Before developing the program, Warne consulted with organizations that include the National Indian Health Board, Indian Health Service, National Indian Education Association, American Indian Science & Engineering Society, Association of American Indian Physicians, and others, all of whom agreed on the need.
Meeting a demand
More than 35 potential students have expressed interest in the initial eight to 12 spots in the program, which is a 60-credit, post-master’s degree that includes research and evaluation methods, policy and leadership. It will be delivered nationally and internationally through distance delivery, with students coming to campus twice per year for in-person instruction.
Courses will be taught by faculty in population health and family & community medicine, along with 10 Indigenous health scholars at the School of Medicine & Health Sciences.
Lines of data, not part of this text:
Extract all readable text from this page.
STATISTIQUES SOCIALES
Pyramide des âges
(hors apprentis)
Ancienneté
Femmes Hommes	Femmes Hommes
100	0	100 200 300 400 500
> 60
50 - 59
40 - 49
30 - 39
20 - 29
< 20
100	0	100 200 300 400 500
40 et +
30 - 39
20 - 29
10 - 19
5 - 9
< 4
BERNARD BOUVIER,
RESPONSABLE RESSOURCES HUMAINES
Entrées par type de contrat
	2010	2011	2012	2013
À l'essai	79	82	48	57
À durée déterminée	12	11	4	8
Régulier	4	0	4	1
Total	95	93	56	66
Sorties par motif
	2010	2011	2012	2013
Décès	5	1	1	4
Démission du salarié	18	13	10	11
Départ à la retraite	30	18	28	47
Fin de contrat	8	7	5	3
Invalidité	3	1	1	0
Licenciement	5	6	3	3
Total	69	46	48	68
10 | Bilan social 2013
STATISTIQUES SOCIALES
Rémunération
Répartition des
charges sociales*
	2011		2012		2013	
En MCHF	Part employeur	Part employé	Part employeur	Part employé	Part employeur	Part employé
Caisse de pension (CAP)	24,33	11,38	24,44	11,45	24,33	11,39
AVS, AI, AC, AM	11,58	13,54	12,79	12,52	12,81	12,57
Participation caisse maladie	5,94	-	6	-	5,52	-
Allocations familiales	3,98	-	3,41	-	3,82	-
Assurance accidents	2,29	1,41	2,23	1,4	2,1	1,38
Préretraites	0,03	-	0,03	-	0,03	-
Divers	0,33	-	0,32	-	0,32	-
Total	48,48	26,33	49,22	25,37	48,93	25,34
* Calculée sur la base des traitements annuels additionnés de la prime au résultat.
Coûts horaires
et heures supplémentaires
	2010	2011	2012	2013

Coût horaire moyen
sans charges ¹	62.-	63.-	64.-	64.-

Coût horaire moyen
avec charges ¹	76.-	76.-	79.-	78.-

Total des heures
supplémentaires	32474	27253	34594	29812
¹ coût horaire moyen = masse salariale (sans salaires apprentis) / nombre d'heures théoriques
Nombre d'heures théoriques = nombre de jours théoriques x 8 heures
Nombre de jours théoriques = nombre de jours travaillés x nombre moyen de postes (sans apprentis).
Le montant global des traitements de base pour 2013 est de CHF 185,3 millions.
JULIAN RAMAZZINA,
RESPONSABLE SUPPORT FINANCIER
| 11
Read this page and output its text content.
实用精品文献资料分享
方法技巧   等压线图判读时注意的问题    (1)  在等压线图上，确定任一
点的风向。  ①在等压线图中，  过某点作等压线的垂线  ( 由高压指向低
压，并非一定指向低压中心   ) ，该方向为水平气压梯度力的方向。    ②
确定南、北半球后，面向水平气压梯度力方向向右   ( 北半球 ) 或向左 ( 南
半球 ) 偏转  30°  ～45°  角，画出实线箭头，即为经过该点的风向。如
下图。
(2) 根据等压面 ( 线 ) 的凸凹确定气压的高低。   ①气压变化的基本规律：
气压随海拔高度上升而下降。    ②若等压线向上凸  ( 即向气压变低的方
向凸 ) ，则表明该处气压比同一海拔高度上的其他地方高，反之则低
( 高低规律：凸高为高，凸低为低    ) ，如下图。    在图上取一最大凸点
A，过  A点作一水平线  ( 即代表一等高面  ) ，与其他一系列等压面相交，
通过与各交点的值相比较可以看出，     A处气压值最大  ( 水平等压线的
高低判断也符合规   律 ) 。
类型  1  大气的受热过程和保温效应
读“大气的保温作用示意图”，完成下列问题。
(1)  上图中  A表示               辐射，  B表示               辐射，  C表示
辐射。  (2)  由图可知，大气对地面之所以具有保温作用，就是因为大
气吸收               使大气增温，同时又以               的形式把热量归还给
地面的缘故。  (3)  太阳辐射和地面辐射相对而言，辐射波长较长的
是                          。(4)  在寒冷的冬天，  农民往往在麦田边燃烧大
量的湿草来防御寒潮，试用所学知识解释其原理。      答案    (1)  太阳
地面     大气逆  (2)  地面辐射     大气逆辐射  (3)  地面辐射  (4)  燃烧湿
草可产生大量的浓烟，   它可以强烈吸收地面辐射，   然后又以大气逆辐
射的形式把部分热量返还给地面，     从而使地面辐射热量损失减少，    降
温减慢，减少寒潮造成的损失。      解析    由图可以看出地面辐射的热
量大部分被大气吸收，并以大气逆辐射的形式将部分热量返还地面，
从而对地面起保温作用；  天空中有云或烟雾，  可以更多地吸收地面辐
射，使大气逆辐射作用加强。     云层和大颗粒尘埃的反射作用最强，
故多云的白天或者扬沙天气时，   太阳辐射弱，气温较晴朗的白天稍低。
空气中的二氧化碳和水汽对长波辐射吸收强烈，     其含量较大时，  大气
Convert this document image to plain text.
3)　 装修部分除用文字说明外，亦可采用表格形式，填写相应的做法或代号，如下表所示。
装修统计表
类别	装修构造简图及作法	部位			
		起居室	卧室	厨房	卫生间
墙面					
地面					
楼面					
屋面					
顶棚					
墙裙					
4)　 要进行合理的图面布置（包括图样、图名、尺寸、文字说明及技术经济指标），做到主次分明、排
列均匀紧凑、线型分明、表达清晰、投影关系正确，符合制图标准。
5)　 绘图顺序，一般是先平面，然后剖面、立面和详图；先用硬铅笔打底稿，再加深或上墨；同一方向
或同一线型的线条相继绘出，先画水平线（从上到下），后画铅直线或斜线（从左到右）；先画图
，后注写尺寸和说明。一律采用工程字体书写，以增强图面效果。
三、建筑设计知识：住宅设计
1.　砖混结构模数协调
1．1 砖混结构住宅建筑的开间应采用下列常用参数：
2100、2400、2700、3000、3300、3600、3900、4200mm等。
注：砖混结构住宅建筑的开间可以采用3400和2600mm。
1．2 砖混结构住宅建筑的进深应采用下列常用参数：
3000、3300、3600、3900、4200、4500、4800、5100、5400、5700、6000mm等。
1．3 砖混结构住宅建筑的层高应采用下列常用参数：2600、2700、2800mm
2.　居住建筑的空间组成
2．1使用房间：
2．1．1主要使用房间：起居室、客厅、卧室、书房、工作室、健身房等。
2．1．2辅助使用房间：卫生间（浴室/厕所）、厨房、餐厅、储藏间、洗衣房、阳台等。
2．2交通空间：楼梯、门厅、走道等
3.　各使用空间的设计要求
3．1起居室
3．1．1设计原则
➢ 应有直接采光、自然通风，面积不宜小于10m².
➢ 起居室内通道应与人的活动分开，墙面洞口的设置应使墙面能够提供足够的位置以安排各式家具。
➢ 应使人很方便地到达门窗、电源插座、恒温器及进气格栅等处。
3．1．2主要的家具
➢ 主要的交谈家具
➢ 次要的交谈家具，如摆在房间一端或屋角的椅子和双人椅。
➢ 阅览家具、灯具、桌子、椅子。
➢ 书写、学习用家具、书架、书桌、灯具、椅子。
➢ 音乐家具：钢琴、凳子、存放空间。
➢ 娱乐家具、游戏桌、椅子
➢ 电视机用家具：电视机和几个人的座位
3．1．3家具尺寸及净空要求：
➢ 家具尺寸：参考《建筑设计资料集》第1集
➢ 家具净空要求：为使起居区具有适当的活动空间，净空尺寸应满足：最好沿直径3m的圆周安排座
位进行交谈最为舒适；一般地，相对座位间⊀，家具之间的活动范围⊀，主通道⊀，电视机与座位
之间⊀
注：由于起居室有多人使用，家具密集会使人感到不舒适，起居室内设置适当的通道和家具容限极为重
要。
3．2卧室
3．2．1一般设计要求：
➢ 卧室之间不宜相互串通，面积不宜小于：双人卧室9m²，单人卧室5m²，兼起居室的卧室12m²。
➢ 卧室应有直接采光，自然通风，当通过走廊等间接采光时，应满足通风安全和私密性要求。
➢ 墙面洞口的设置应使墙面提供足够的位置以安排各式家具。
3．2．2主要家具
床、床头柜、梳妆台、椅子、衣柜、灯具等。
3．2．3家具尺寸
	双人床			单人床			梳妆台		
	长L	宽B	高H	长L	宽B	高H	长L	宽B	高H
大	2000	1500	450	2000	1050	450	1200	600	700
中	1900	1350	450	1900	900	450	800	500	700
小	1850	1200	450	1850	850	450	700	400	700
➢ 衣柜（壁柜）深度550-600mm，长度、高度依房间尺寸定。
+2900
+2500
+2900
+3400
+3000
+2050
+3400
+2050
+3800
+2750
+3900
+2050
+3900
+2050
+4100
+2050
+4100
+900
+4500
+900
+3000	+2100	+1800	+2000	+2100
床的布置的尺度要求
The program addresses multiple goals of the One UND Strategic Plan, including those to increase graduate and online enrollment (Goal 3, enrollment) and enhance discovery through research (Goal 4, research). It also addresses UND’s Grand Challenges in human and rural health.
Warne believes that opportunities to expand research, grant funding, scholarship and discovery are virtually limitless.
“We anticipate substantial increases in external funding, publications, and student research opportunities led by faculty in Indigenous health,” Warne said. He has already secured more than $2 million in external funding for Indigenous health research and public health programing.
“I want to prepare the next generation of health professionals,” Warne said. “I love engaging all students, Native American or not. Our Ph.D. program will be the national and international leader in Indigenous health education, innovation and scholarship. We will expand outreach and engagement across North Dakota, the region, and around the world.”